Marco Ullauri is a master potter in Quito and the artisan behind the distinctive crockery of Casa Gangotena. More than 25 years ago, he and his wife began on a path that would see them making countless ceramic pieces.
It all started when he was studying economics while his wife was studying art, and she began to lean towards pottery. When he saw her working with clay, Marco decided that he too would like to make this art his way of life. Once the two had studied different techniques in Talavera de la Reina, a town in Spain known for its pottery, they came back to Ecuador to put into practice the knowledge they had acquired.
One of the greatest challenges they faced on their return was replacing the ceramics of the greatest domes in the whole of Latin America; those belonging to the La Compañía church located in Quito’s Old Town. They fitted a total of 10,470 tiles, each exactly uniform, in the colours of turquoise, ochre, white and black. For that, they used a technique that copied a traditional one, but with up-to-the-minute technology. From then on, Marco has applied this new concept of bringing traditional practices up to date, revitalising them with modern technology and quality.
His workshop is his pride and joy, and here he is entirely self-sufficient. All the supplies and resources that he uses are made within this very workshop.
The most important element in creating any ceramic piece, he explains, is fire.

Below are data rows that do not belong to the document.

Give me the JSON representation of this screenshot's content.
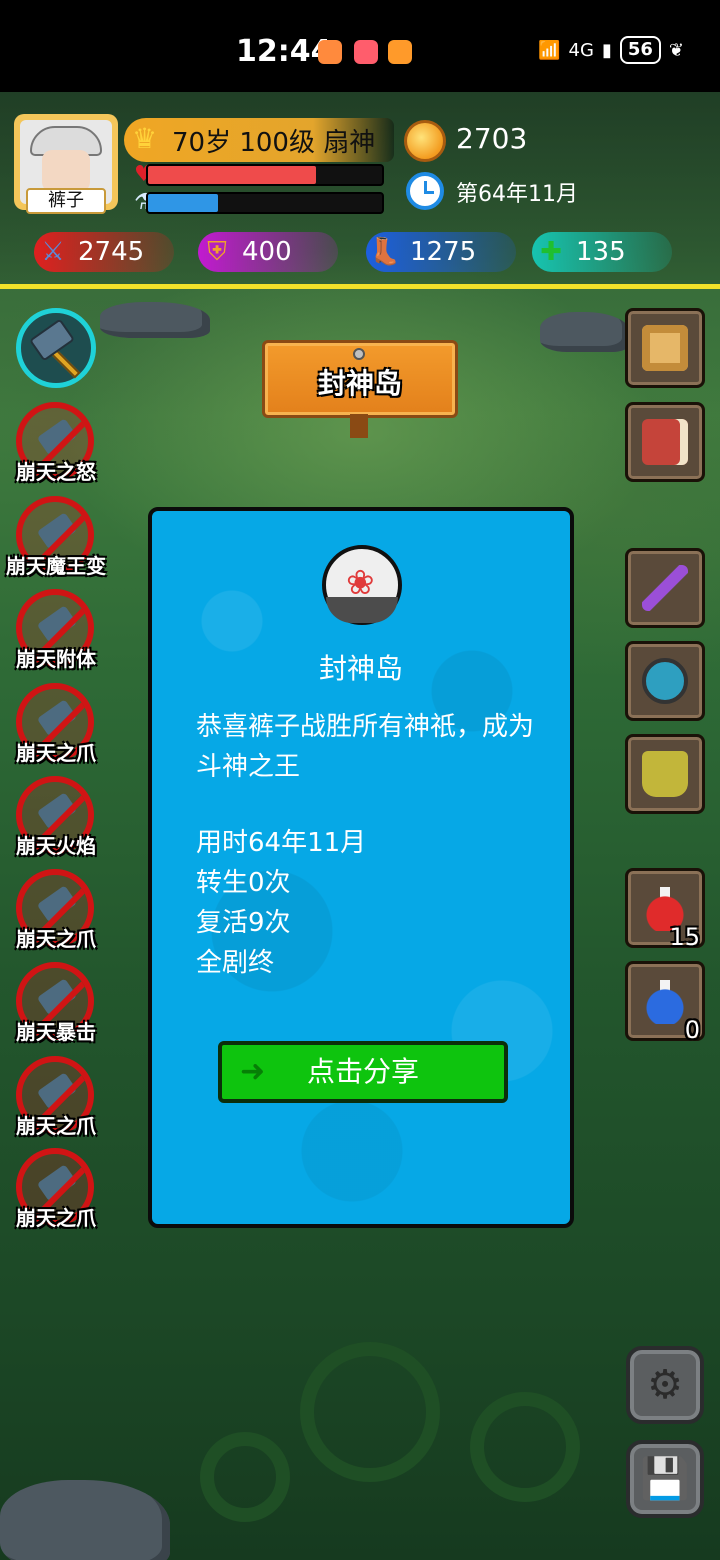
{
  "status_bar": {
    "time": "12:44",
    "network": "4G",
    "battery": "56"
  },
  "player": {
    "avatar_name": "裤子",
    "title": "70岁 100级 扇神",
    "gold": "2703",
    "date": "第64年11月",
    "hp_fraction": 0.72,
    "mp_fraction": 0.3
  },
  "stats": {
    "attack": "2745",
    "defense": "400",
    "speed": "1275",
    "health": "135"
  },
  "skills": [
    {
      "label": "崩天之怒"
    },
    {
      "label": "崩天魔王变"
    },
    {
      "label": "崩天附体"
    },
    {
      "label": "崩天之爪"
    },
    {
      "label": "崩天火焰"
    },
    {
      "label": "崩天之爪"
    },
    {
      "label": "崩天暴击"
    },
    {
      "label": "崩天之爪"
    },
    {
      "label": "崩天之爪"
    }
  ],
  "location_sign": "封神岛",
  "inventory": {
    "red_potion_count": "15",
    "blue_potion_count": "0"
  },
  "dialog": {
    "title": "封神岛",
    "message": "恭喜裤子战胜所有神祇，成为斗神之王",
    "time_used": "用时64年11月",
    "rebirths": "转生0次",
    "revives": "复活9次",
    "ending": "全剧终",
    "share_button": "点击分享"
  }
}
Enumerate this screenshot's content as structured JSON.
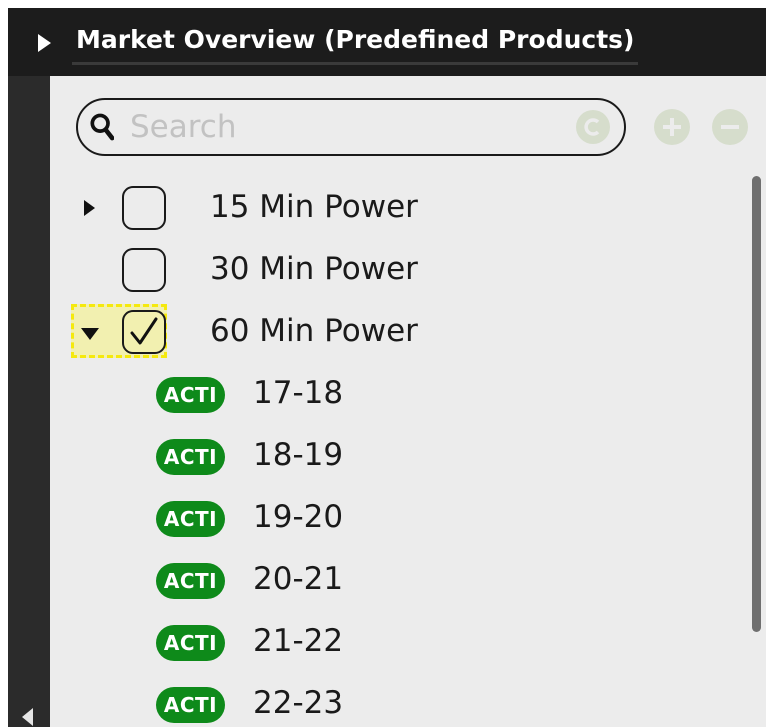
{
  "window": {
    "title": "Market Overview (Predefined Products)"
  },
  "search": {
    "placeholder": "Search",
    "value": ""
  },
  "icons": {
    "collapse_title": "triangle-right-icon",
    "search": "magnifier-icon",
    "clear": "clear-circle-icon",
    "add": "plus-circle-icon",
    "remove": "minus-circle-icon",
    "expand": "triangle-right-icon",
    "collapse": "triangle-down-icon",
    "checkmark": "checkmark-icon",
    "rail": "triangle-left-icon"
  },
  "tree": {
    "products": [
      {
        "label": "15 Min Power",
        "checked": false,
        "expandable": true,
        "expanded": false
      },
      {
        "label": "30 Min Power",
        "checked": false,
        "expandable": false,
        "expanded": false
      },
      {
        "label": "60 Min Power",
        "checked": true,
        "expandable": true,
        "expanded": true,
        "focused": true
      }
    ],
    "contracts": [
      {
        "badge": "ACTI",
        "label": "17-18"
      },
      {
        "badge": "ACTI",
        "label": "18-19"
      },
      {
        "badge": "ACTI",
        "label": "19-20"
      },
      {
        "badge": "ACTI",
        "label": "20-21"
      },
      {
        "badge": "ACTI",
        "label": "21-22"
      },
      {
        "badge": "ACTI",
        "label": "22-23"
      }
    ]
  },
  "colors": {
    "titlebar": "#1c1c1c",
    "panel": "#ececec",
    "badge": "#0e8a1a",
    "focus_highlight": "#f5e90e",
    "disabled_button": "#d6ddcc"
  }
}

“That makes you humble, because with fire there’s no discussion, it is relentless. I can manipulate the earth; I try to control fire but it is terrible,” he says.
“Life is a sum of impressions; a picture is the sum of impressions. That is the beauty of life, capturing the marks that life has left on you. These marks give you the paintbrush, the colour, the canvas. This is what you can see in the crockery of Casa Gangotena. That is life, the impressions.”
Byron Rivera, the Gastronomic Director of Casa Gangotena, contacted Marco after seeing his plates displayed in Quito. The pieces of crockery of Casa Gangotena are each distinct, though work together as a harmonious collection. To make them, Marco used a technique called crystallisation, which entails the creation of very particular conditions, both thermic and atmospheric. The challenge, then, is to make the crystal grow.
“It is like creating a life, this magnetic thing, attracting crystal. And all of a sudden a crystal appears, it’s as if a life has formed. Just like that, one molecule joins with another, then they form cells, and so on. Just like creating a life, one plants a seed but doesn’t know how it is going to crystallise,” he says.